Efeito do aumento da concentração de CO2 atmosférico sobre o oídio e o crescimento de plantas de soja

Effect of increased atmospheric CO2 concentration on powdery mildew and growth of soybean plants

Ricardo Contreira Lessin; Raquel Ghini

Embrapa Meio Ambiente, 13820-000, Jaguariúna, SP, Brasil

RESUMO

O aumento da concentração de dióxido de carbono (CO2) atmosférico, como resultado da ação antrópica, pode causar alterações na morfologia e nos processos fisiológicos das plantas, assim como no ciclo dos patógenos e na sua interação com os hospedeiros. O presente estudo teve por objetivo avaliar o efeito do aumento da concentração de CO2 atmosférico sobre a severidade do oídio (Microsphaera diffusa) da soja e sobre o crescimento e a nodulação da planta.O experimento foi conduzido em estufas de topo aberto (OTC) com e sem injeção de CO2 e teve como testemunha o tratamento sem estufa, correspondendo, em média, às concentrações de 504 ppm, 429 ppm e 424 ppm, respectivamente, durante o período diurno. Durante 83 dias, foram avaliadas quatro cultivares de soja com diferentes níveis de resistência ao oídio: FT-Estrela (altamente suscetível), Embrapa 48 (suscetível), FT-Cometa (moderadamente resistente) e FT-5 (Formosa) (resistente). O aumento da concentração de CO2 resultou em aumento da severidade da doença, nas quatro cultivares quando analisadas em conjunto, mas não houve efeito na esporulação do patógeno. Além disso, houve incremento da altura, massa seca de raízes e nodulação por Bradyrhizobium spp., exceto na cultivar Formosa. No entanto, a massa seca da parte aérea das plantas não diferiu significativamente com o aumento da concentração de CO2. O desenvolvimento da doença e o crescimento das plantas foi maior nas OTCs do que fora das estufas. Os resultados demonstram que o aumento da concentração de CO2 afeta a doença e há diferenças nas respostas das cultivares.

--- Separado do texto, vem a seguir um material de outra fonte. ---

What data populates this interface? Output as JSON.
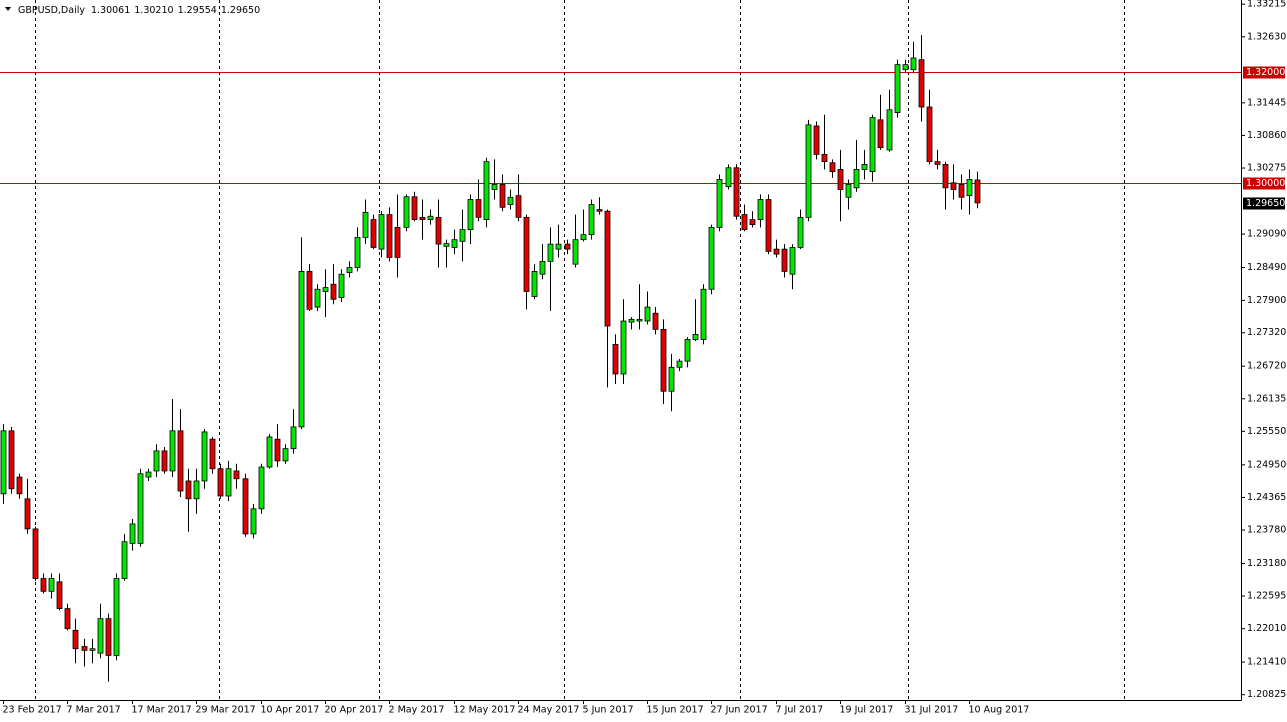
{
  "chart_data": {
    "type": "candlestick",
    "header": {
      "symbol": "GBPUSD,Daily",
      "ohlc": [
        "1.30061",
        "1.30210",
        "1.29554",
        "1.29650"
      ]
    },
    "categories": [
      "23 Feb 2017",
      null,
      null,
      null,
      null,
      null,
      null,
      null,
      "7 Mar 2017",
      null,
      null,
      null,
      null,
      null,
      null,
      null,
      "17 Mar 2017",
      null,
      null,
      null,
      null,
      null,
      null,
      null,
      "29 Mar 2017",
      null,
      null,
      null,
      null,
      null,
      null,
      null,
      "10 Apr 2017",
      null,
      null,
      null,
      null,
      null,
      null,
      null,
      "20 Apr 2017",
      null,
      null,
      null,
      null,
      null,
      null,
      null,
      "2 May 2017",
      null,
      null,
      null,
      null,
      null,
      null,
      null,
      "12 May 2017",
      null,
      null,
      null,
      null,
      null,
      null,
      null,
      "24 May 2017",
      null,
      null,
      null,
      null,
      null,
      null,
      null,
      "5 Jun 2017",
      null,
      null,
      null,
      null,
      null,
      null,
      null,
      "15 Jun 2017",
      null,
      null,
      null,
      null,
      null,
      null,
      null,
      "27 Jun 2017",
      null,
      null,
      null,
      null,
      null,
      null,
      null,
      "7 Jul 2017",
      null,
      null,
      null,
      null,
      null,
      null,
      null,
      "19 Jul 2017",
      null,
      null,
      null,
      null,
      null,
      null,
      null,
      "31 Jul 2017",
      null,
      null,
      null,
      null,
      null,
      null,
      null,
      "10 Aug 2017",
      null
    ],
    "open": [
      1.2443,
      1.2556,
      1.2473,
      1.2434,
      1.238,
      1.2291,
      1.2268,
      1.2285,
      1.2237,
      1.2198,
      1.2169,
      1.2162,
      1.2157,
      1.2219,
      1.2153,
      1.2291,
      1.2354,
      1.2354,
      1.2473,
      1.2484,
      1.252,
      1.2484,
      1.2556,
      1.2466,
      1.2434,
      1.2466,
      1.2541,
      1.2488,
      1.2439,
      1.2484,
      1.247,
      1.2371,
      1.2416,
      1.2491,
      1.2541,
      1.2502,
      1.2524,
      1.2563,
      1.2842,
      1.2778,
      1.2806,
      1.2819,
      1.2795,
      1.284,
      1.2849,
      1.2903,
      1.2935,
      1.2882,
      1.2944,
      1.2921,
      1.2921,
      1.2976,
      1.2939,
      1.2935,
      1.2939,
      1.2887,
      1.2885,
      1.2896,
      1.2917,
      1.2971,
      1.2935,
      1.2989,
      1.2998,
      1.2962,
      1.2978,
      1.2939,
      1.2797,
      1.2837,
      1.286,
      1.2882,
      1.2891,
      1.2855,
      1.2899,
      1.2908,
      1.2953,
      1.295,
      1.2711,
      1.2658,
      1.2751,
      1.2753,
      1.2753,
      1.2767,
      1.2738,
      1.2627,
      1.267,
      1.2681,
      1.272,
      1.272,
      1.281,
      1.2921,
      1.2994,
      1.3028,
      1.2944,
      1.2935,
      1.2935,
      1.2971,
      1.2882,
      1.2882,
      1.2837,
      1.2885,
      1.2939,
      1.3103,
      1.3052,
      1.3037,
      1.3025,
      1.2975,
      1.2992,
      1.3025,
      1.3021,
      1.3114,
      1.306,
      1.3127,
      1.3204,
      1.3204,
      1.3222,
      1.3137,
      1.3039,
      1.3034,
      1.3001,
      1.2998,
      1.2978,
      1.30061
    ],
    "high": [
      1.2568,
      1.2563,
      1.2479,
      1.247,
      1.2384,
      1.23,
      1.23,
      1.23,
      1.2246,
      1.2219,
      1.2183,
      1.2183,
      1.2246,
      1.2228,
      1.23,
      1.2371,
      1.2398,
      1.2488,
      1.2488,
      1.2532,
      1.2527,
      1.2613,
      1.2595,
      1.2488,
      1.2488,
      1.2559,
      1.2545,
      1.2497,
      1.2502,
      1.2497,
      1.2479,
      1.2425,
      1.2497,
      1.255,
      1.2568,
      1.2532,
      1.2595,
      1.2903,
      1.2855,
      1.2819,
      1.2846,
      1.2855,
      1.2846,
      1.286,
      1.2921,
      1.2971,
      1.2944,
      1.295,
      1.2957,
      1.298,
      1.298,
      1.2985,
      1.2971,
      1.2953,
      1.2971,
      1.2899,
      1.2917,
      1.2953,
      1.298,
      1.3007,
      1.3046,
      1.3043,
      1.3016,
      1.2989,
      1.3016,
      1.2944,
      1.2855,
      1.2891,
      1.2921,
      1.2926,
      1.2899,
      1.2944,
      1.2953,
      1.2971,
      1.2975,
      1.2953,
      1.2729,
      1.2792,
      1.276,
      1.2819,
      1.2806,
      1.2778,
      1.2756,
      1.2694,
      1.2685,
      1.2724,
      1.2792,
      1.2819,
      1.2926,
      1.3016,
      1.3034,
      1.3034,
      1.2962,
      1.295,
      1.298,
      1.298,
      1.2899,
      1.2891,
      1.2891,
      1.2953,
      1.3114,
      1.3111,
      1.3123,
      1.3043,
      1.306,
      1.3007,
      1.3078,
      1.306,
      1.3123,
      1.3159,
      1.3168,
      1.3222,
      1.3222,
      1.3254,
      1.3266,
      1.3168,
      1.306,
      1.3039,
      1.3034,
      1.3016,
      1.3025,
      1.3021
    ],
    "low": [
      1.2425,
      1.2443,
      1.2434,
      1.2371,
      1.2287,
      1.2264,
      1.2255,
      1.2234,
      1.2198,
      1.2139,
      1.2133,
      1.2139,
      1.2148,
      1.2106,
      1.2144,
      1.2287,
      1.2341,
      1.2348,
      1.2466,
      1.2473,
      1.2479,
      1.2473,
      1.2437,
      1.2375,
      1.2407,
      1.2452,
      1.2479,
      1.2434,
      1.243,
      1.2452,
      1.2366,
      1.2363,
      1.2407,
      1.2488,
      1.2491,
      1.2497,
      1.2515,
      1.2559,
      1.2771,
      1.2771,
      1.276,
      1.2783,
      1.2787,
      1.2831,
      1.2842,
      1.2891,
      1.2882,
      1.2867,
      1.286,
      1.2831,
      1.2914,
      1.2932,
      1.2899,
      1.2926,
      1.2849,
      1.2849,
      1.2873,
      1.286,
      1.2891,
      1.2932,
      1.2921,
      1.2971,
      1.295,
      1.2953,
      1.2932,
      1.2774,
      1.2792,
      1.2828,
      1.2771,
      1.2867,
      1.2873,
      1.2849,
      1.2896,
      1.2899,
      1.2944,
      1.2634,
      1.264,
      1.264,
      1.2738,
      1.2738,
      1.2747,
      1.2729,
      1.2604,
      1.2591,
      1.2663,
      1.267,
      1.2717,
      1.2711,
      1.2801,
      1.2914,
      1.2989,
      1.2935,
      1.2914,
      1.2921,
      1.2921,
      1.2873,
      1.2867,
      1.2831,
      1.281,
      1.2882,
      1.2932,
      1.3043,
      1.3025,
      1.301,
      1.2932,
      1.2953,
      1.2985,
      1.3007,
      1.3003,
      1.306,
      1.3057,
      1.3118,
      1.32,
      1.32,
      1.3111,
      1.3034,
      1.3025,
      1.2953,
      1.2971,
      1.2953,
      1.2944,
      1.29554
    ],
    "close": [
      1.2556,
      1.2452,
      1.2443,
      1.238,
      1.2291,
      1.2268,
      1.2291,
      1.2237,
      1.2201,
      1.2165,
      1.2162,
      1.2165,
      1.2219,
      1.2153,
      1.2291,
      1.2357,
      1.2389,
      1.2479,
      1.2482,
      1.252,
      1.2484,
      1.2556,
      1.2448,
      1.2434,
      1.2466,
      1.2554,
      1.2488,
      1.2439,
      1.2488,
      1.247,
      1.2371,
      1.2416,
      1.2491,
      1.2545,
      1.2502,
      1.2524,
      1.2563,
      1.2842,
      1.2774,
      1.281,
      1.2813,
      1.2792,
      1.2837,
      1.2849,
      1.2903,
      1.2948,
      1.2885,
      1.2944,
      1.2867,
      1.2867,
      1.2976,
      1.2935,
      1.2935,
      1.2941,
      1.2891,
      1.2892,
      1.2899,
      1.2917,
      1.2971,
      1.2939,
      1.3039,
      1.2998,
      1.2957,
      1.2975,
      1.2939,
      1.2806,
      1.2842,
      1.286,
      1.2891,
      1.2891,
      1.2882,
      1.2899,
      1.2908,
      1.2962,
      1.295,
      1.2744,
      1.2658,
      1.2753,
      1.2756,
      1.2756,
      1.2778,
      1.2738,
      1.2627,
      1.267,
      1.2681,
      1.272,
      1.2729,
      1.281,
      1.2921,
      1.3007,
      1.3028,
      1.2941,
      1.2917,
      1.2926,
      1.2971,
      1.2878,
      1.2873,
      1.2842,
      1.2885,
      1.2939,
      1.3105,
      1.3052,
      1.3039,
      1.3021,
      1.2989,
      1.2998,
      1.3025,
      1.3034,
      1.3118,
      1.3064,
      1.3132,
      1.3213,
      1.3213,
      1.3225,
      1.3137,
      1.3039,
      1.3034,
      1.2992,
      1.2989,
      1.2975,
      1.3007,
      1.2965
    ],
    "up_color": "#00e600",
    "down_color": "#e00000",
    "ylim": [
      1.2073,
      1.3329
    ],
    "yticks": [
      1.33215,
      {
        "value": 1.3263,
        "label": "1.32630"
      },
      1.31445,
      {
        "value": 1.3086,
        "label": "1.30860"
      },
      1.30275,
      {
        "value": 1.2909,
        "label": "1.29090"
      },
      {
        "value": 1.2849,
        "label": "1.28490"
      },
      {
        "value": 1.279,
        "label": "1.27900"
      },
      {
        "value": 1.2732,
        "label": "1.27320"
      },
      {
        "value": 1.2672,
        "label": "1.26720"
      },
      1.26135,
      {
        "value": 1.2555,
        "label": "1.25550"
      },
      {
        "value": 1.2495,
        "label": "1.24950"
      },
      1.24365,
      {
        "value": 1.2378,
        "label": "1.23780"
      },
      {
        "value": 1.2318,
        "label": "1.23180"
      },
      1.22595,
      {
        "value": 1.2201,
        "label": "1.22010"
      },
      {
        "value": 1.2141,
        "label": "1.21410"
      },
      1.20825
    ],
    "hlines": [
      {
        "value": 1.32,
        "label": "1.32000",
        "color": "#cc0000"
      },
      {
        "value": 1.3,
        "label": "1.30000",
        "color": "#cc0000"
      }
    ],
    "last_price_label": "1.29650"
  }
}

Palavras-chave:Microsphaera diffusa, Glycine max, mudança climática, dióxido de carbono.

ABSTRACT

The increase in the concentration of atmospheric carbon dioxide (CO2) due to human activities can affect morphology and physiological processes in plants, as well as the cycle of the pathogens and their interaction with hosts. This study focused on evaluating the effect of high concentrations of atmospheric CO2 on the severity of powdery mildew (Microsphaera diffusa), and on the growth and nodulation of soybean. The experiment was conducted in open-top chambers (OTC) with and without CO2 injection, including a control with no OTC, corresponding, on average, to concentrations of 504 ppm, 429 ppm and 424 ppm, respectively, during the day. For 83 days, four soybean cultivars with different levels of resistance to powdery mildew were evaluated: FT-Estrela (highly susceptible), Embrapa 48 (susceptible), FT-Cometa (moderately resistant) and FT-5 (Formosa) (resistant). The increase of CO2 concentration resulted in increased disease severity of the four cultivars analyzed together, but there was no effect on pathogen sporulation. Furthermore, there was an increase in height, dry weight of roots and nodulation by Bradyrhizobium spp., except in Formosa cultivar. However, the dry mass of canopy did not differ significantly with increasing concentration of CO2. The development of the disease and the plant growth were higher in OTCs than outside them. The results show that increasing CO2 concentration affects the disease and there are differences in the responses among cultivars.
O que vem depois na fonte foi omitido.